CFD AND PHYSICAL MODELLING FOR THE MUSKRAT FALLS HYDROELECTRIC DEVELOPMENT PROJECT: A HYBRID APPROACH TO OPTIMIZING FLOW CONDITIONS AT THE POWERHOUSE FACILITY

摘要

The Muskrat Falls Hydroelectric Generating Facility being constructed by Nalcor Energy is located on the Lower Churchill River, approximately 270 km downstream of the Churchill Falls Hydroelectric Generating Station. The project is comprised of an 824 megawatt (MW) powerhouse facility situated on the south bank, along with gated and overflow spillways to convey water along the river up to the probable maximum flood (PMF) discharge. The development of the Muskrat Falls Project will meet the energy requirements for Newfoundland and Labrador, as well provide capacity for future industrial developments in Newfoundland and Labrador. The initial design of the powerhouse and spillway facilities was developed with the aid of three-dimensional computational fluid dynamics (CFD) modelling.

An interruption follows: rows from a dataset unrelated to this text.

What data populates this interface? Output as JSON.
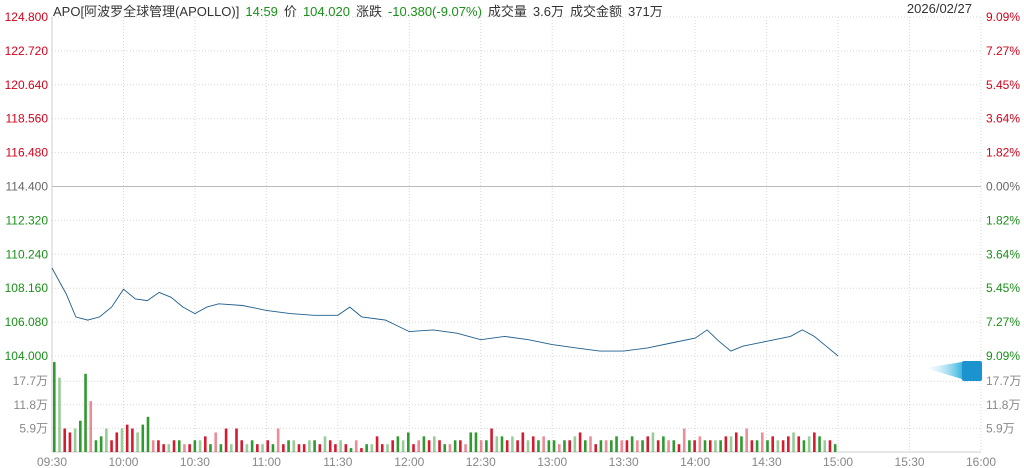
{
  "header": {
    "symbol": "APO[阿波罗全球管理(APOLLO)]",
    "time": "14:59",
    "price_label": "价",
    "price": "104.020",
    "change_label": "涨跌",
    "change": "-10.380(-9.07%)",
    "volume_label": "成交量",
    "volume": "3.6万",
    "amount_label": "成交金额",
    "amount": "371万",
    "date": "2026/02/27"
  },
  "colors": {
    "up": "#d0021b",
    "down": "#1a8f1a",
    "line": "#1f5f8b",
    "grid": "#d8d8d8",
    "axis_text": "#888"
  },
  "chart_data": [
    {
      "type": "line",
      "ylim": [
        104.0,
        124.8
      ],
      "prev_close": 114.4,
      "y_ticks_left": [
        "124.800",
        "122.720",
        "120.640",
        "118.560",
        "116.480",
        "114.400",
        "112.320",
        "110.240",
        "108.160",
        "106.080",
        "104.000"
      ],
      "y_ticks_right": [
        "9.09%",
        "7.27%",
        "5.45%",
        "3.64%",
        "1.82%",
        "0.00%",
        "1.82%",
        "3.64%",
        "5.45%",
        "7.27%",
        "9.09%"
      ],
      "x_ticks": [
        "09:30",
        "10:00",
        "10:30",
        "11:00",
        "11:30",
        "12:00",
        "12:30",
        "13:00",
        "13:30",
        "14:00",
        "14:30",
        "15:00",
        "15:30",
        "16:00"
      ],
      "x": [
        "09:30",
        "09:33",
        "09:36",
        "09:40",
        "09:45",
        "09:50",
        "09:55",
        "10:00",
        "10:05",
        "10:10",
        "10:15",
        "10:20",
        "10:25",
        "10:30",
        "10:35",
        "10:40",
        "10:50",
        "11:00",
        "11:10",
        "11:20",
        "11:30",
        "11:35",
        "11:40",
        "11:50",
        "12:00",
        "12:10",
        "12:20",
        "12:30",
        "12:40",
        "12:50",
        "13:00",
        "13:10",
        "13:20",
        "13:30",
        "13:40",
        "13:50",
        "14:00",
        "14:05",
        "14:10",
        "14:15",
        "14:20",
        "14:30",
        "14:40",
        "14:45",
        "14:50",
        "14:55",
        "15:00"
      ],
      "values": [
        109.4,
        108.6,
        107.8,
        106.4,
        106.2,
        106.4,
        107.0,
        108.1,
        107.5,
        107.4,
        107.9,
        107.6,
        107.0,
        106.6,
        107.0,
        107.2,
        107.1,
        106.8,
        106.6,
        106.5,
        106.5,
        107.0,
        106.4,
        106.2,
        105.5,
        105.6,
        105.4,
        105.0,
        105.2,
        105.0,
        104.7,
        104.5,
        104.3,
        104.3,
        104.5,
        104.8,
        105.1,
        105.6,
        104.9,
        104.3,
        104.6,
        104.9,
        105.2,
        105.6,
        105.2,
        104.6,
        104.0
      ]
    },
    {
      "type": "bar",
      "y_ticks": [
        "17.7万",
        "11.8万",
        "5.9万"
      ],
      "ylim": [
        0,
        23.6
      ],
      "values": [
        23,
        19,
        6,
        5,
        6,
        8,
        20,
        13,
        3,
        4,
        6,
        3,
        5,
        6,
        7,
        6,
        5,
        7,
        9,
        3,
        3,
        2,
        2,
        3,
        3,
        2,
        2,
        3,
        3,
        4,
        2,
        5,
        2,
        6,
        2,
        6,
        3,
        2,
        3,
        2,
        2,
        3,
        2,
        6,
        2,
        3,
        3,
        2,
        2,
        3,
        3,
        2,
        4,
        3,
        2,
        3,
        2,
        1,
        3,
        1,
        2,
        2,
        4,
        2,
        2,
        3,
        4,
        3,
        5,
        2,
        3,
        4,
        3,
        4,
        3,
        2,
        2,
        3,
        3,
        2,
        5,
        5,
        3,
        3,
        6,
        4,
        4,
        3,
        4,
        3,
        5,
        3,
        4,
        3,
        4,
        3,
        3,
        2,
        3,
        3,
        4,
        5,
        3,
        4,
        2,
        3,
        3,
        3,
        4,
        3,
        3,
        4,
        3,
        3,
        4,
        5,
        3,
        4,
        3,
        3,
        2,
        6,
        3,
        3,
        4,
        3,
        3,
        3,
        3,
        4,
        4,
        5,
        4,
        6,
        3,
        3,
        5,
        3,
        4,
        3,
        3,
        4,
        5,
        4,
        3,
        4,
        5,
        4,
        3,
        3,
        2
      ],
      "directions": "ggrrgggrgggrrgrrgggrrrgrgrrggrgrgrgrrggrgrgrrggrrggrgrrgrgrrggrrgrgggrrgrgrgrgrrggrgrggrgrrgrgrggrgrgrgrrgrggrrgrgrgrgrgrrgrrgrggrgrgrrgrgrgrrgrggrggrg"
    }
  ]
}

Following this, a 1:70 scale undistorted, fixed-bed physical model of the study reach was used to: (ⅰ) verify the adequacy of the overall layout; (ⅱ) optimize the layout to improve performance and reduce construction costs; (ⅲ) develop stage-discharge relationships for the spillway structures; (iv) evaluate the hydraulic conditions during various construction phases; and (ⅴ) perform river closure tests to optimize the closure sequence and determine cofferdam rock sizes required to close the river. CFD was utilized throughout the physical model study to evaluate additional configurations and operating scenarios for the development. This hybrid approach, using numerical and physical models, was successfully used to evaluate various aspects of the design. The purpose of this paper is to show how the CFD and physical model results from testing of the powerhouse facility compared with one another.